Back to today: I had seen a girl on one of the many Facebook groups I follow post that she wanted to re-home her dogs. Her post was alarming. Something was off. The next day she posted a “look how much they’ve grown” post, and the following day she was asking again about surrendering one of the dogs. I reached out to her on messenger asking if I could have a member of a regional club rescue reach out to her.
“Yes. There’s a fee tho,” she said.
No, I assured her. No cost to her.
“I’m saying there’s a fee to take my dogs,” she said. Was she kidding?
I assured her this would never happen. Hundreds of Berners are currently in rescue. She would not be receiving compensation. She began to pressure me to come and take the dog right away, and I started to wonder about how safe it would be to actually show up at her house.
When we did not respond quickly enough to requests to come and get her dog (the 5 month old puppy has been defecating in her crate – thus the eviction), she informed me my help was no longer needed. “I already found a place for piper thanks tho”… I found myself terrified that poor Piper may end up as a bait dog. Pretending to be a compassionate rescue is one of dog fighting’s favorite ploys to obtain bait dogs.
Within 15 minutes, a new post had appeared on the FB Group. She was bringing another puppy home Monday. I hopped on to Lancaster Puppies, and sure enough, there he was. $150. He was a daily special; a 15-week-old puppy the puppy mill breeder had not been able to yet unload. If I can place my bets, I’m going to bet there are puppies within a year – puppies produced by parents who are still babies themselves, puppies produced by two puppy mill products who have not been tested for genetic maladies nor x-rayed for joint health. Puppies out of grand parents and great grandparents who are not even known. Puppies who will be handed over without a single question asked of the new owner.

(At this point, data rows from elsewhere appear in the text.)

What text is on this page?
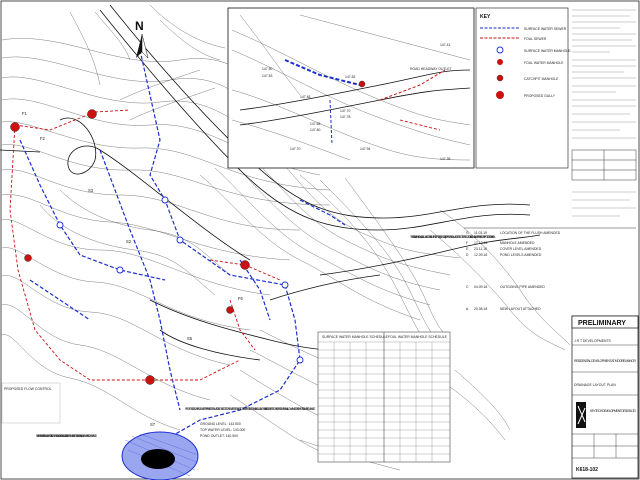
S3
S2
S5
S7
F1
F6
F2
N
PROPOSED FLOW CONTROL
INVERT LEVEL OF DITCH/CULVERT TO BE SURVEYED AND DESIGN ENGINEER INFORMED BEFORE ANY DRAINAGE WORKS COMMENCE.
PROPOSED SURFACE WATER PRIVATE ATTENUATION POND TO STORE WATER FOR ALL STORM EVENTS UP TO AND INCLUDING THE 1 IN 100 YEAR RETURN PERIOD WITH AN ALLOWANCE OF 40% FOR CLIMATE CHANGE.
GROUND LEVEL: 143.500
TOP WATER LEVEL: 143.000
POND OUTLET: 140.500
THREE DIMENSIONAL CELLULAR CONFINEMENT SYSTEM (GEOCELL) TO PREVENT DAMAGE TO ROOTS OR ROOT ZONE INCLUDING WITH THE ROOT PROTECTION AREA.
147.50
147.53
147.48
147.70
147.78
147.82
147.65
147.60
147.70	147.94
147.41
147.35
ROAD HEADWAY OUTLET
KEY
SURFACE WATER SEWER
FOUL SEWER
SURFACE WATER MANHOLE
FOUL WATER MANHOLE
CATCHPIT MANHOLE
PROPOSED GULLY
G 11.03.19	LOCATION OF THE FLUSH AMENDED
F 17.12.18	MANHOLE AMENDED
E 23.11.18	COVER LEVEL AMENDED
D 12.09.18	POND LEVELS AMENDED
C 04.09.18	OUTGOING PIPE AMENDED
A 20.08.18	NEW LAYOUT ATTACHED
SURFACE WATER MANHOLE SCHEDULE FOUL WATER MANHOLE SCHEDULE
PRELIMINARY
J R T DEVELOPMENTS
RESIDENTIAL DEVELOPMENT AT MOORE MANOR
DRAINAGE LAYOUT PLAN
KEYTECH DEVELOPMENT DESIGN LTD
K618-102
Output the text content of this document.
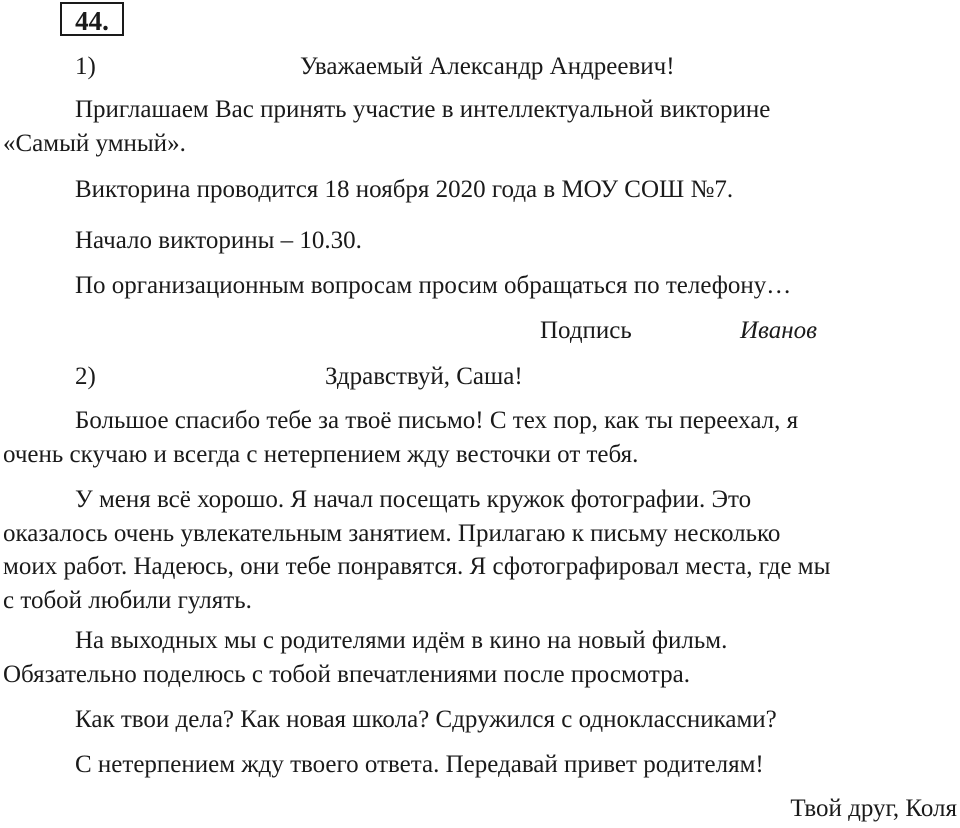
44.
1)	Уважаемый Александр Андреевич!
Приглашаем Вас принять участие в интеллектуальной викторине
«Самый умный».
Викторина проводится 18 ноября 2020 года в МОУ СОШ №7.
Начало викторины – 10.30.
По организационным вопросам просим обращаться по телефону…
Подпись	Иванов
2)	Здравствуй, Саша!
Большое спасибо тебе за твоё письмо! С тех пор, как ты переехал, я
очень скучаю и всегда с нетерпением жду весточки от тебя.
У меня всё хорошо. Я начал посещать кружок фотографии. Это
оказалось очень увлекательным занятием. Прилагаю к письму несколько
моих работ. Надеюсь, они тебе понравятся. Я сфотографировал места, где мы
с тобой любили гулять.
На выходных мы с родителями идём в кино на новый фильм.
Обязательно поделюсь с тобой впечатлениями после просмотра.
Как твои дела? Как новая школа? Сдружился с одноклассниками?
С нетерпением жду твоего ответа. Передавай привет родителям!
Твой друг, Коля
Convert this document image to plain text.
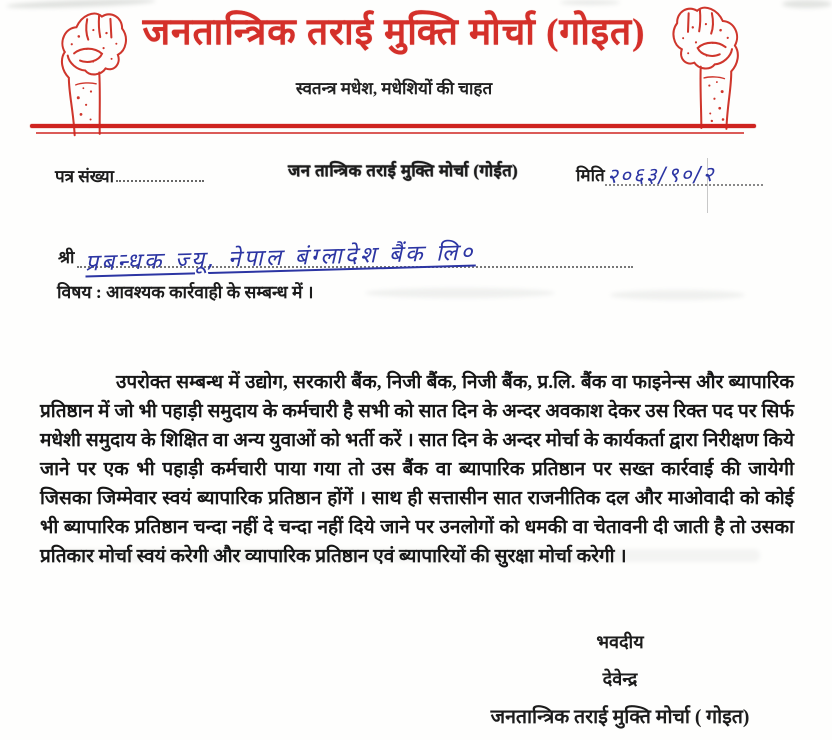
जनतान्त्रिक तराई मुक्ति मोर्चा (गोइत)
स्वतन्त्र मधेश, मधेशियों की चाहत
पत्र संख्या	जन तान्त्रिक तराई मुक्ति मोर्चा (गोईत)	मिति २०६३/९०/२
श्री प्रबन्धक ज्यू, नेपाल बंग्लादेश बैंक लि०
विषय : आवश्यक कार्रवाही के सम्बन्ध में ।

उपरोक्त सम्बन्ध में उद्योग, सरकारी बैंक, निजी बैंक, निजी बैंक, प्र.लि. बैंक वा फाइनेन्स और ब्यापारिक प्रतिष्ठान में जो भी पहाड़ी समुदाय के कर्मचारी है सभी को सात दिन के अन्दर अवकाश देकर उस रिक्त पद पर सिर्फ मधेशी समुदाय के शिक्षित वा अन्य युवाओं को भर्ती करें । सात दिन के अन्दर मोर्चा के कार्यकर्ता द्वारा निरीक्षण किये जाने पर एक भी पहाड़ी कर्मचारी पाया गया तो उस बैंक वा ब्यापारिक प्रतिष्ठान पर सख्त कार्रवाई की जायेगी जिसका जिम्मेवार स्वयं ब्यापारिक प्रतिष्ठान होंगें । साथ ही सत्तासीन सात राजनीतिक दल और माओवादी को कोई भी ब्यापारिक प्रतिष्ठान चन्दा नहीं दे चन्दा नहीं दिये जाने पर उनलोगों को धमकी वा चेतावनी दी जाती है तो उसका प्रतिकार मोर्चा स्वयं करेगी और व्यापारिक प्रतिष्ठान एवं ब्यापारियों की सुरक्षा मोर्चा करेगी ।

भवदीय
देवेन्द्र
जनतान्त्रिक तराई मुक्ति मोर्चा ( गोइत)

This is the plight of the “available puppy”. The breeder does not care where he goes. The buyer does not know what she is getting. Neither one cares. It’s no wonder the USDA considers dogs to be “stock” when we, the only ones who can make a difference, play along with the game. Pay the money. Get the dog. No questions asked. No accountability. Take it home – give it away if it doesn’t work out. Buy a new one on deep, deep discount moments later.

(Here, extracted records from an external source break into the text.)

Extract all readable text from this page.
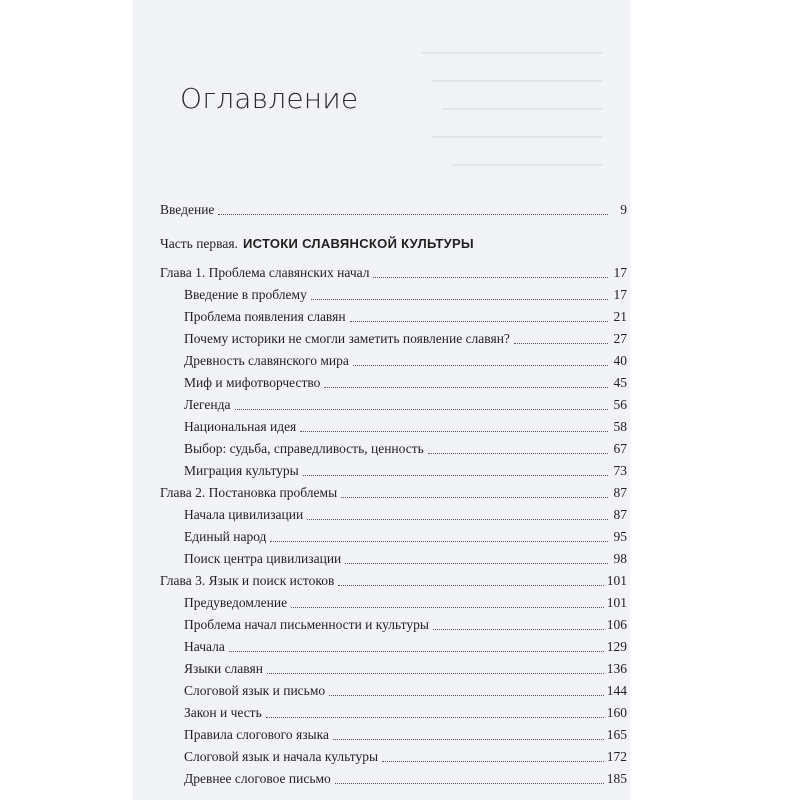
Оглавление
Введение	9
Часть первая. ИСТОКИ СЛАВЯНСКОЙ КУЛЬТУРЫ
Глава 1. Проблема славянских начал	17
Введение в проблему	17
Проблема появления славян	21
Почему историки не смогли заметить появление славян?	27
Древность славянского мира	40
Миф и мифотворчество	45
Легенда	56
Национальная идея	58
Выбор: судьба, справедливость, ценность	67
Миграция культуры	73
Глава 2. Постановка проблемы	87
Начала цивилизации	87
Единый народ	95
Поиск центра цивилизации	98
Глава 3. Язык и поиск истоков	101
Предуведомление	101
Проблема начал письменности и культуры	106
Начала	129
Языки славян	136
Слоговой язык и письмо	144
Закон и честь	160
Правила слогового языка	165
Слоговой язык и начала культуры	172
Древнее слоговое письмо	185
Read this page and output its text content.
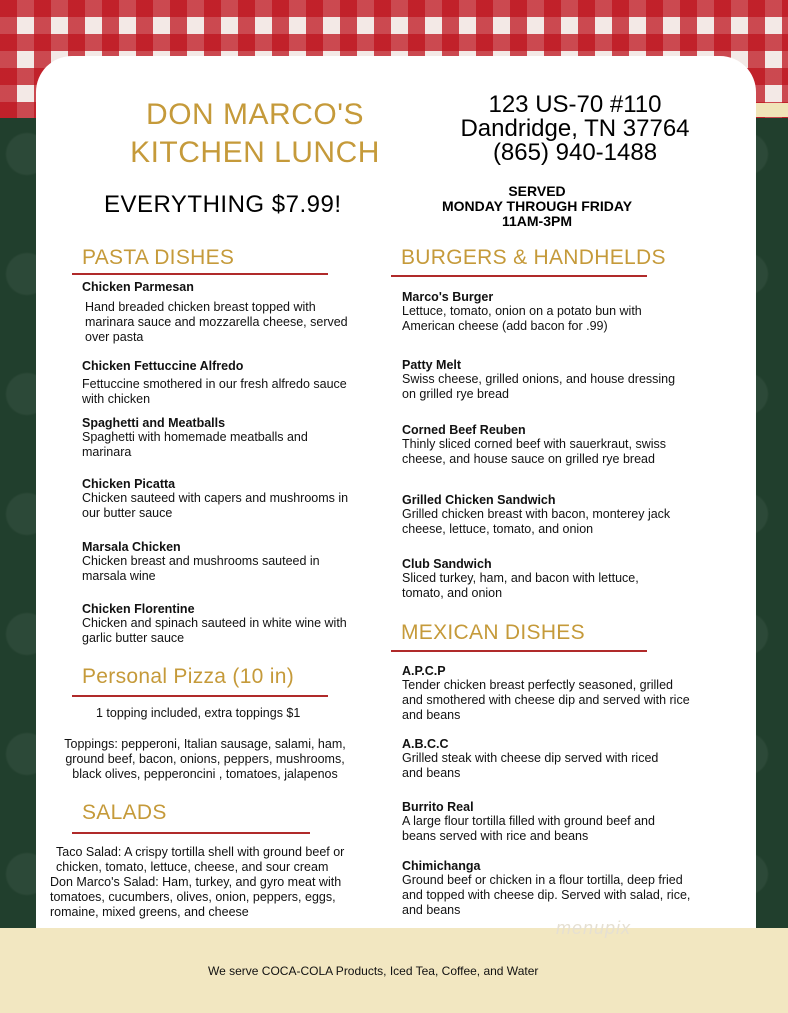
DON MARCO'S
KITCHEN LUNCH
EVERYTHING $7.99!
123 US-70 #110
Dandridge, TN 37764
(865) 940-1488
SERVED
MONDAY THROUGH FRIDAY
11AM-3PM
PASTA DISHES
Chicken Parmesan
Hand breaded chicken breast topped with
marinara sauce and mozzarella cheese, served
over pasta
Chicken Fettuccine Alfredo
Fettuccine smothered in our fresh alfredo sauce
with chicken
Spaghetti and Meatballs
Spaghetti with homemade meatballs and
marinara
Chicken Picatta
Chicken sauteed with capers and mushrooms in
our butter sauce
Marsala Chicken
Chicken breast and mushrooms sauteed in
marsala wine
Chicken Florentine
Chicken and spinach sauteed in white wine with
garlic butter sauce
Personal Pizza (10 in)
1 topping included, extra toppings $1
Toppings: pepperoni, Italian sausage, salami, ham,
ground beef, bacon, onions, peppers, mushrooms,
black olives, pepperoncini , tomatoes, jalapenos
SALADS
Taco Salad: A crispy tortilla shell with ground beef or
chicken, tomato, lettuce, cheese, and sour cream
Don Marco's Salad: Ham, turkey, and gyro meat with
tomatoes, cucumbers, olives, onion, peppers, eggs,
romaine, mixed greens, and cheese
BURGERS & HANDHELDS
Marco's Burger
Lettuce, tomato, onion on a potato bun with
American cheese (add bacon for .99)
Patty Melt
Swiss cheese, grilled onions, and house dressing
on grilled rye bread
Corned Beef Reuben
Thinly sliced corned beef with sauerkraut, swiss
cheese, and house sauce on grilled rye bread
Grilled Chicken Sandwich
Grilled chicken breast with bacon, monterey jack
cheese, lettuce, tomato, and onion
Club Sandwich
Sliced turkey, ham, and bacon with lettuce,
tomato, and onion
MEXICAN DISHES
A.P.C.P
Tender chicken breast perfectly seasoned, grilled
and smothered with cheese dip and served with rice
and beans
A.B.C.C
Grilled steak with cheese dip served with riced
and beans
Burrito Real
A large flour tortilla filled with ground beef and
beans served with rice and beans
Chimichanga
Ground beef or chicken in a flour tortilla, deep fried
and topped with cheese dip. Served with salad, rice,
and beans
menupix
We serve COCA-COLA Products, Iced Tea, Coffee, and Water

We sometimes joke that our dogs have it better than we do. Not so the “available puppy.” He lives a life of Roulette. And so it bears saying for the 1,000,000th time. The hundreds of Berners in rescue and those recently placed for adoption between BARC and Heart of Michigan Rescue alone… did not come from good breeders. A good breeder does not have available puppies. A good breeder has a contract. A good breeder grills potential owners with personal questions. A good breeder stays in touch. Because a good breeder cares.